Keyboard shortcuts

Press or to navigate between chapters

Press S or / to search in the book

Press ? to show this help

Press Esc to hide this help

Introductions

Iota is a PEG parser combinator library for Rust. You can build parsers by composing small, reusable expressions that map directly to grammar rules. There is no code generation, no macros, and no seperate grammar files.

Features

  • Composable expressions with + and | operators
  • Memoised parsing for guaranteed linear time on most grammars.
  • Generioc over any AST type via the ParseValue trait
  • Helpers for common patterns
  • Recursive grammars with lazy()

Getting Started

Installation

[dependencies]
iota-parser = "0.1.0"

ParseValue Trait

This trait is extremely important for ensuring your types work with Iota. A parser is generic over a type T which implements ParseValue.

#![allow(unused)]
fn main() {
pub trait ParseValue: Clone {
    fn from_str(s: String) -> Self;
    fn as_str(&self) -> String;
}
}

For simple string parsing, String already implements ParseValue natively.

For your own AST types, you need to implement it yourself. from_str is called for every raw character or literal match, so it’s default needs to be sensible, and the real construction of your type happens inside action callbacks.

#![allow(unused)]
fn main() {
#[derive(Debug, Clone)]
struct JsonObject {
    key: String,
    value: String,
    raw: String,
}

impl ParseValue for JsonObject {
    fn from_str(s: String) -> Self {
        JsonObject { key: String::new(), value: String::new(), raw: s }
    }
    
    fn as_str(&self) -> String {
        self.raw.clone()
    }
}
}

Example Parser

use iota::{IotaParser, action, one_or_more, digit};

fn number() -> Expression {
    action(
        one_or_more(digit),
        |vals| vals.join(""),
    )
}

fn main() {
    let mut parser = IotaParser::::new("123".to_string());
    match parser.parse(&number(), 0) {
        Some((_, vals)) => println!("{:?}", vals[0]),
        None => println!("Parse failed"),
    }
}

Running Examples

Iota comes with some examples you can run directly so you can get a feel for it.

cargo run --example sexpr
cargo run --example json
  • sexpr is a simple Lisp s-expression parser e.g. (+ 1 2)
  • json is a simple key-value parser e.g. {"name": "blinx"}

Core Concepts

Expressions

Everything in Iota is an Expression<T>. Expressions are composable, you build complex parsers by combining simple ones.

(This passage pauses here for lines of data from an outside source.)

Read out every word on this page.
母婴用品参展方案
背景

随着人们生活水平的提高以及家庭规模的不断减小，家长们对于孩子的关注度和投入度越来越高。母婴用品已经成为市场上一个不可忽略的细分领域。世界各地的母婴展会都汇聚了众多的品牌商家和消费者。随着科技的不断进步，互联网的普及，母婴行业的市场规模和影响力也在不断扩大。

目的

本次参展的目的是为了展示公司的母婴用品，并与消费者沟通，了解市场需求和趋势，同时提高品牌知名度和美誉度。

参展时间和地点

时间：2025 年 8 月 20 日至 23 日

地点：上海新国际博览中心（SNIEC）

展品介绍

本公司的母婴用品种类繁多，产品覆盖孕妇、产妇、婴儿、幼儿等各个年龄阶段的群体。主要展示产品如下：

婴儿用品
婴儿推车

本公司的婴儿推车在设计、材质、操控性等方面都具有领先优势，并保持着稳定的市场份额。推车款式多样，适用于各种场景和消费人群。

An Expression is an enum under the hood, but you’ll never have to construct them yourself, which is why helpers exist in Iota.

Combining Expressions

Iota overloads + and | so your parser code reads like a grammar rule.

+ creates a sequence, both expressions must match in order:

#![allow(unused)]
fn main() {
let key_value = quoted_string() + lit(":") + quoted_string();
}

This matches:

"key":"value"

| creates an ordered choice, the left will be tried first, if that fails the right is tried.

#![allow(unused)]
fn main() {
let flag = lit("true") | lit("false");
}

This matches:

"true" or "false"

Actions

An action transforms the matched values of an expression into a single value, this is where your construct your AST nodes.

#![allow(unused)]
fn main() {
let number = action(
    one_or_more(digit),
    |vals| vals.join("")
);
}

This matches:

"123" will return "123" as a String

vals is a flattened vector of any matched sub-expressions. values() can be used to filter out any sentinels from ignore().

Ignoring Values

Some parts of your grammar may be structural, such as brackets, colons, commas etc. and you wouldn’t want them showing up in the vals vector. You can use ignore() to discard them.

#![allow(unused)]
fn main() {
let parens = ignore(ch('(')) + expr() + ignore(ch(')'));
}

Always use values() in your action when using ignore()

#![allow(unused)]
fn main() {
    ...
    |vals| {
        let v = values(vals);
    }
    ...
}

Recursion

PEG parsers like Iota are recursive descent, a rule can refer to itself. But in Rust, constructing a recursive expression tree eagerly causes infinite recursion, so we have to use lazy() to defer the construction until parse time.

#![allow(unused)]
fn main() {
fn expr() -> Expression {
    let parenthesised = action(
        ch('(') + lazy(expr) + ch(')'),
        |vals| vals[1].clone(),
    );
    
    parenthesised | number()
}
}

lazy(expr) takes a function pointer, since expr is a function with no arguments it can be passed directly without a closure.

Memoisation

IotaParser maintains a memo table keyed on (express pointer, position). If the same expression is tried at the same position twice, the cached result is returned instead of a recomputation. This guarentees that even complex recursive grammars run efficiently and do not re parse the same input.

This is the core of packrat parsing, the technique that gives PEG parsers their performance guarantees.

IotaParser

IotaParser owns the input string and the memory table. Create one per parse:

parse returns Option<(usize, Vec<T>)>. The position after the match and the matched values, or None if the expression failed to match.